Heureusement qu’on m’avait prévenu. Parce que si j’étais tombé de façon inopinée sur ce "à suivre..." en bas de la page 501, j’aurais peut-être refermé le livre avec un soupçon d’énervement. Alors que là je soupçonne juste Bello (ou Gallimard) de jouer sciemment avec mes nerfs, et jouer, j’adore ça. Donc je serai patient. En attendant, Les Falsificateurs ont tenu leurs promesses.

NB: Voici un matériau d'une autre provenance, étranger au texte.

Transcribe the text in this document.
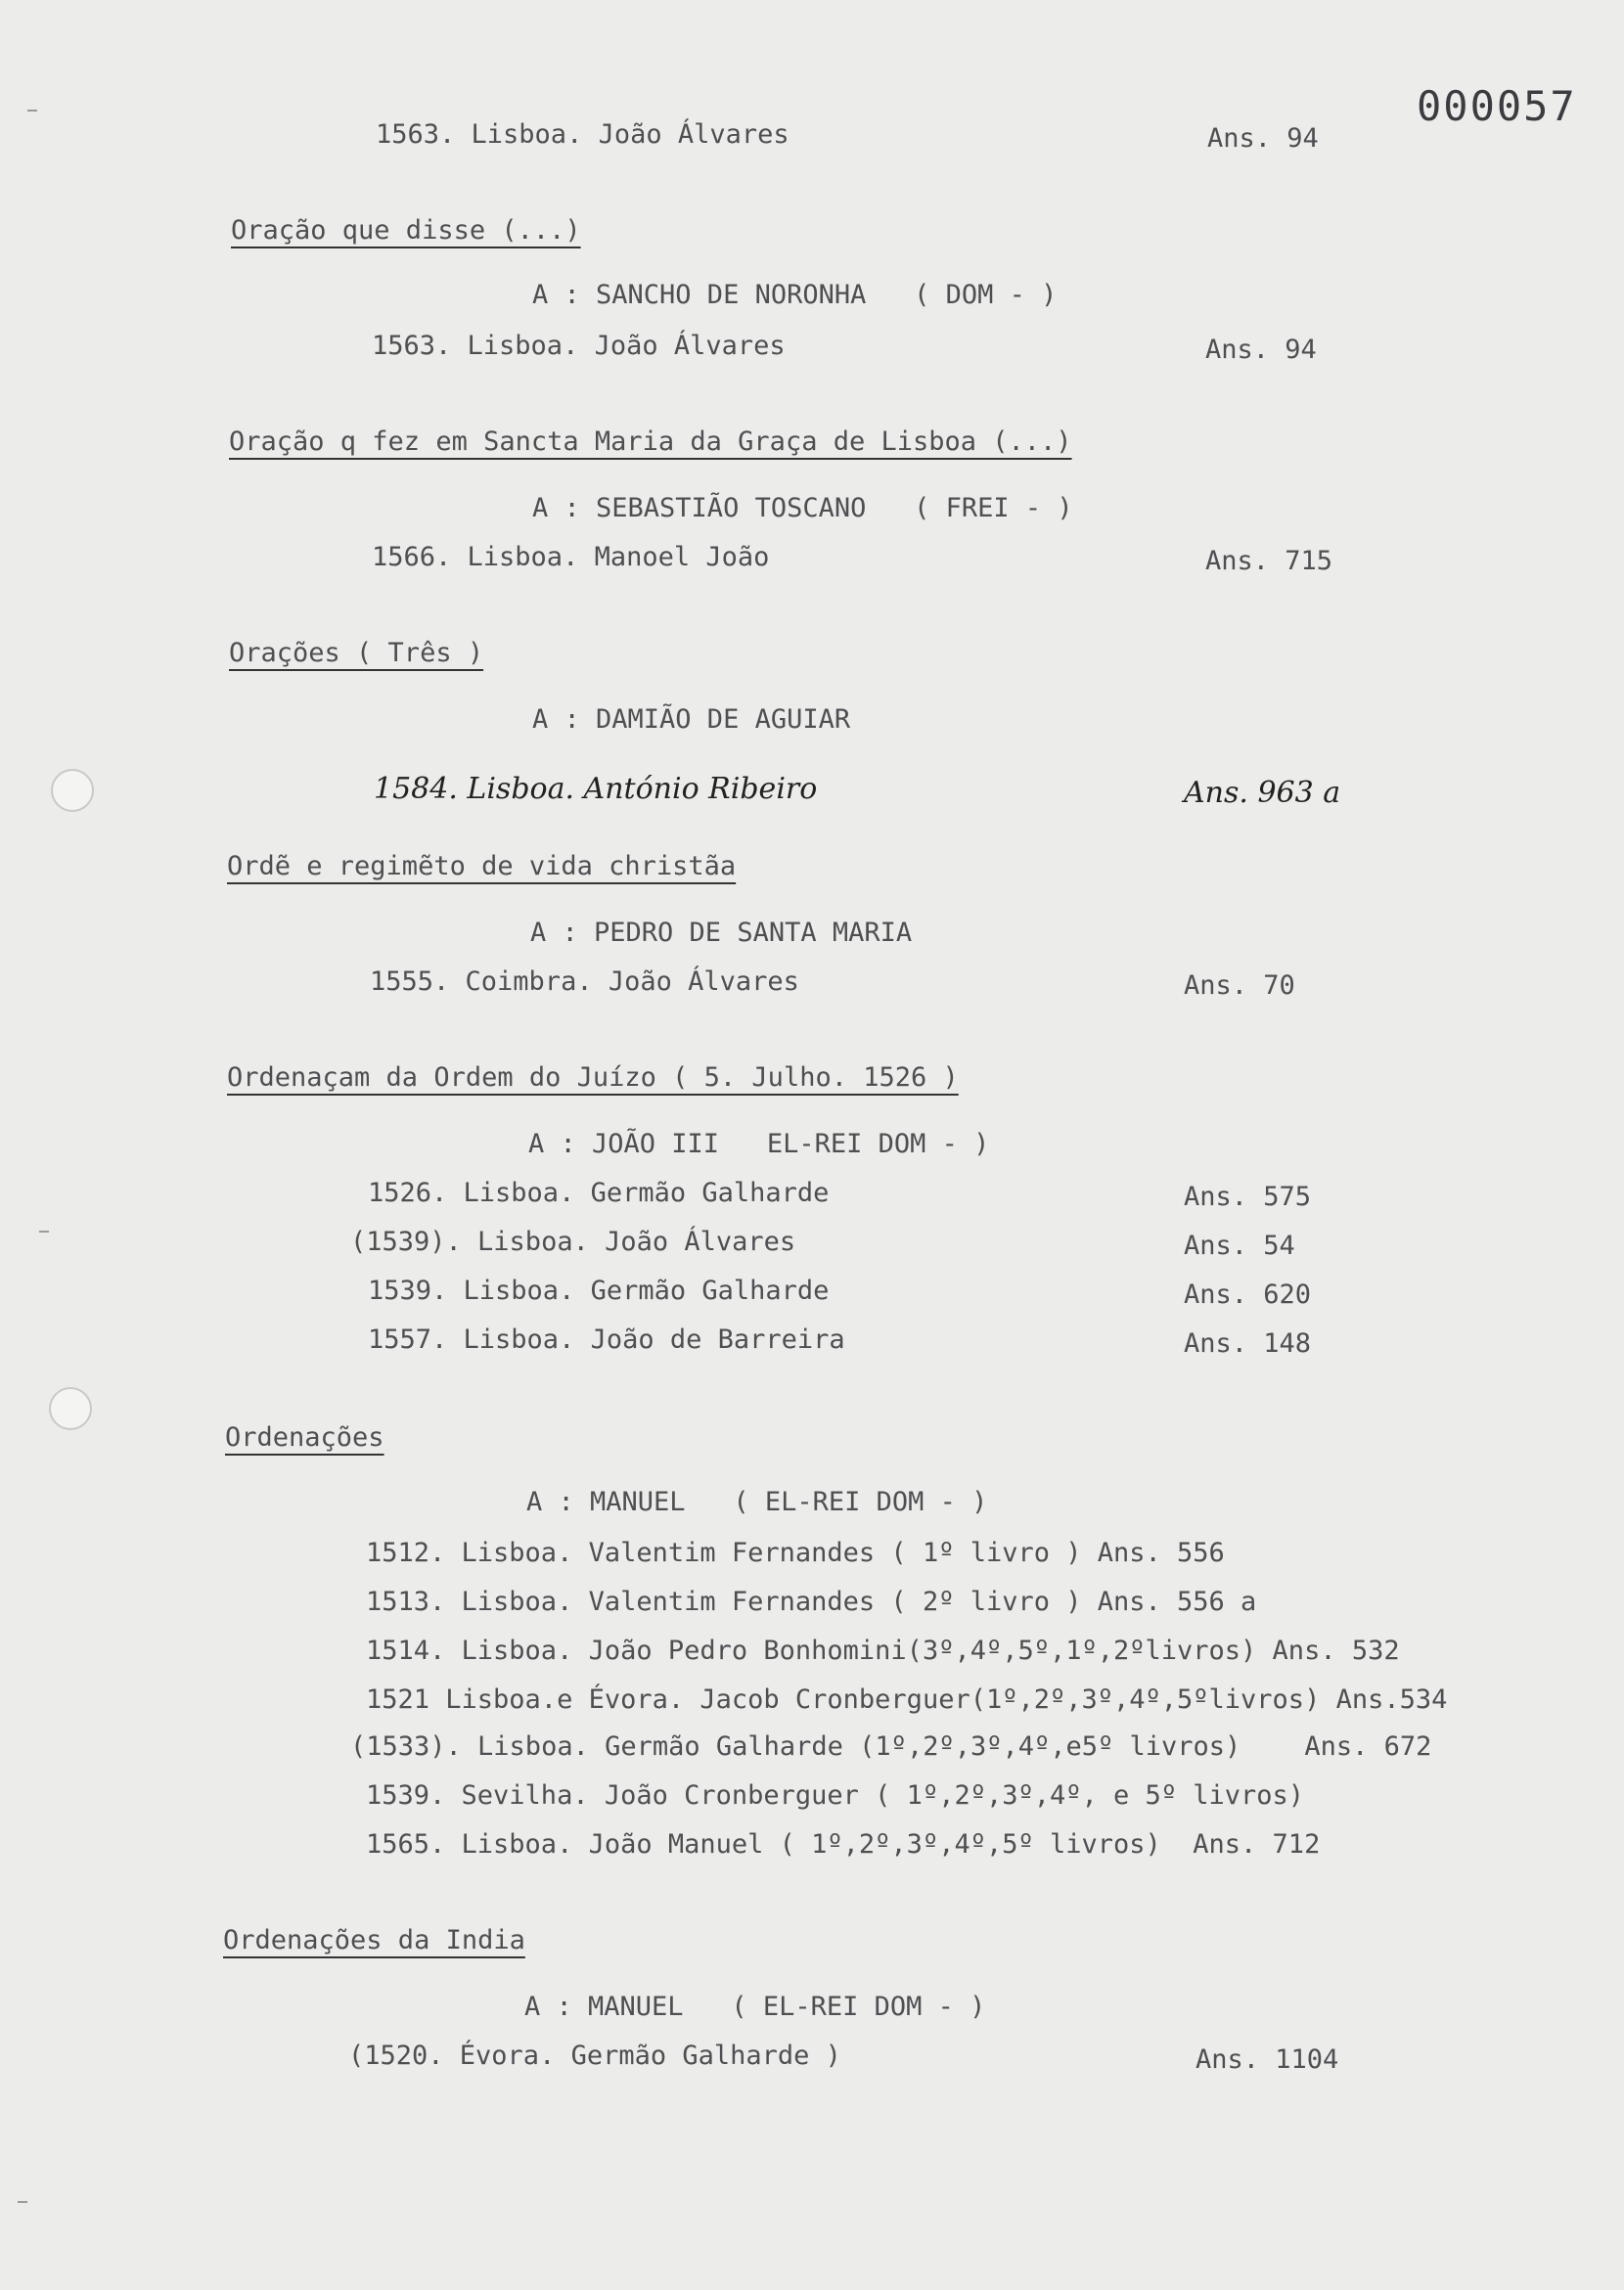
000057
1563. Lisboa. João Álvares	Ans. 94
Oração que disse (...)
A : SANCHO DE NORONHA   ( DOM - )
1563. Lisboa. João Álvares	Ans. 94
Oração q fez em Sancta Maria da Graça de Lisboa (...)
A : SEBASTIÃO TOSCANO   ( FREI - )
1566. Lisboa. Manoel João	Ans. 715
Orações ( Três )
A : DAMIÃO DE AGUIAR
1584. Lisboa. António Ribeiro	Ans. 963 a
Ordẽ e regimẽto de vida christãa
A : PEDRO DE SANTA MARIA
1555. Coimbra. João Álvares	Ans. 70
Ordenaçam da Ordem do Juízo ( 5. Julho. 1526 )
A : JOÃO III   EL-REI DOM - )
1526. Lisboa. Germão Galharde	Ans. 575
(1539). Lisboa. João Álvares	Ans. 54
1539. Lisboa. Germão Galharde	Ans. 620
1557. Lisboa. João de Barreira	Ans. 148
Ordenações
A : MANUEL   ( EL-REI DOM - )
1512. Lisboa. Valentim Fernandes ( 1º livro ) Ans. 556
1513. Lisboa. Valentim Fernandes ( 2º livro ) Ans. 556 a
1514. Lisboa. João Pedro Bonhomini(3º,4º,5º,1º,2ºlivros) Ans. 532
1521 Lisboa.e Évora. Jacob Cronberguer(1º,2º,3º,4º,5ºlivros) Ans.534
(1533). Lisboa. Germão Galharde (1º,2º,3º,4º,e5º livros)    Ans. 672
1539. Sevilha. João Cronberguer ( 1º,2º,3º,4º, e 5º livros)
1565. Lisboa. João Manuel ( 1º,2º,3º,4º,5º livros)  Ans. 712
Ordenações da India
A : MANUEL   ( EL-REI DOM - )
(1520. Évora. Germão Galharde )	Ans. 1104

Il y a longtemps qu’hormis Houellebecq je n’avais pas lu de livre français aussi ambitieux – je parle de l’ambition du livre, bien sûr, pas de celle de l’auteur (on confond si vite...)

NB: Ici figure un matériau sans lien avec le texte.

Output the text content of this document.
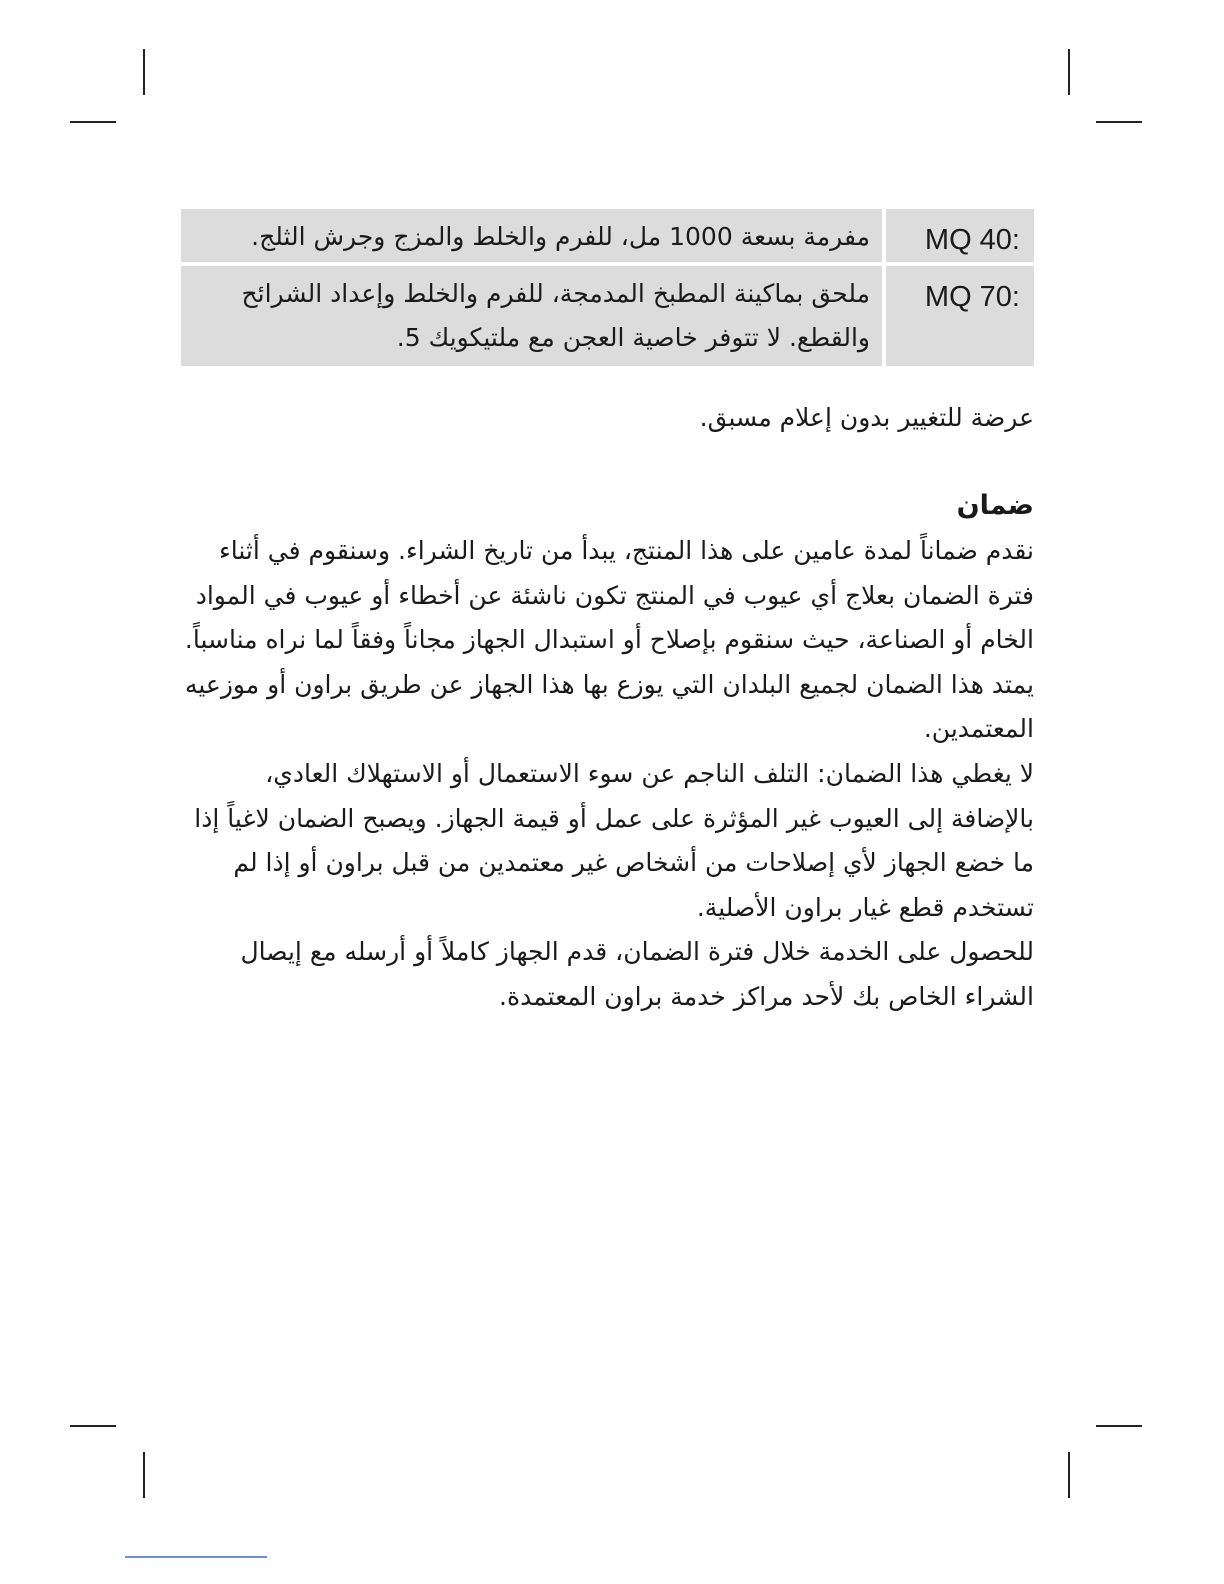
MQ 40:
مفرمة بسعة 1000 مل، للفرم والخلط والمزج وجرش الثلج.
MQ 70:
ملحق بماكينة المطبخ المدمجة، للفرم والخلط وإعداد الشرائح والقطع. لا تتوفر خاصية العجن مع ملتيكويك 5.
عرضة للتغيير بدون إعلام مسبق.
ضمان

نقدم ضماناً لمدة عامين على هذا المنتج، يبدأ من تاريخ الشراء. وسنقوم في أثناء فترة الضمان بعلاج أي عيوب في المنتج تكون ناشئة عن أخطاء أو عيوب في المواد الخام أو الصناعة، حيث سنقوم بإصلاح أو استبدال الجهاز مجاناً وفقاً لما نراه مناسباً.

يمتد هذا الضمان لجميع البلدان التي يوزع بها هذا الجهاز عن طريق براون أو موزعيه المعتمدين.

لا يغطي هذا الضمان: التلف الناجم عن سوء الاستعمال أو الاستهلاك العادي، بالإضافة إلى العيوب غير المؤثرة على عمل أو قيمة الجهاز. ويصبح الضمان لاغياً إذا ما خضع الجهاز لأي إصلاحات من أشخاص غير معتمدين من قبل براون أو إذا لم تستخدم قطع غيار براون الأصلية.

للحصول على الخدمة خلال فترة الضمان، قدم الجهاز كاملاً أو أرسله مع إيصال الشراء الخاص بك لأحد مراكز خدمة براون المعتمدة.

Quelques mauvaises langues diront que le livre ne fait pas avancer la littérature, qu’il est trop proche du scénario, trop efficace pour être honnête.
Je les plains.
Car Les Falsificateurs sont bien plus qu’une histoire rondement menée, et même si quelques ficelles sont parfois visibles la technique scénaristique n’est finalement là que pour nous accompagner sur 500 pages, pour mieux servir un propos assez malin sur la société de l’information mondialisée. Et aussi pour faire tenir ensemble une cinquantaine de petites histoires - à lire notamment, l’invention de la chienne Laika par le Consortium de Falsification du Réel et son adoption par Khrouchtchev, ou la théorie sur l’ADN de l’entreprise et l’indice de compatibilité génétique en cas de fusions-acquisitions...
La force de Bello, c’est aussi de nous proposer non pas une vision du monde mais un point de vue. Sur la mondialisation, par exemple, il ne tombe ni dans l’épate à la James Bond, ni dans la condamnation bien-pensante critique convenue, il nous propose le panorama d’un monde tel qu’il est. Ensuite, c’est à nous de voir.
A suivre, donc. Au fond je suis content que ce ne soit pas fini, ces 500 pages sont déjà un beau morceau, et j’aurais été frustré d’une fin bâclée. Et je prends les paris : le prochain tome devrait fare la part belle à Google et aux entrepises de numérisation des archives... Et on saura, enfin, quelle est la raison d’être de ce fameux Consortium de Falsification. Soyons désinvoltes, n'ayons l'air de rien et faisons semblant d’etre patients.
(Salaud!)
(NB – pour les impatients, ou les fauchés : j’ai repéré deux exemplaires d’Eloge de la pièce manquante, de Bello, chez Gibert, à Strasbourg-Saint-Denis, à l’extérieur et pour 2 euros. Moins ambitieux que Les Falsificateurs mais plus désinvolte et plus drôle, je vous le conseille... A ce prix-là, c’est satisfait ou remboursé !)
Ah, au fait, ça n'a rien à voir, hein, mais j’ai fini de lire Florian Zeller. La fascination du pire. Je vous raconte bientôt.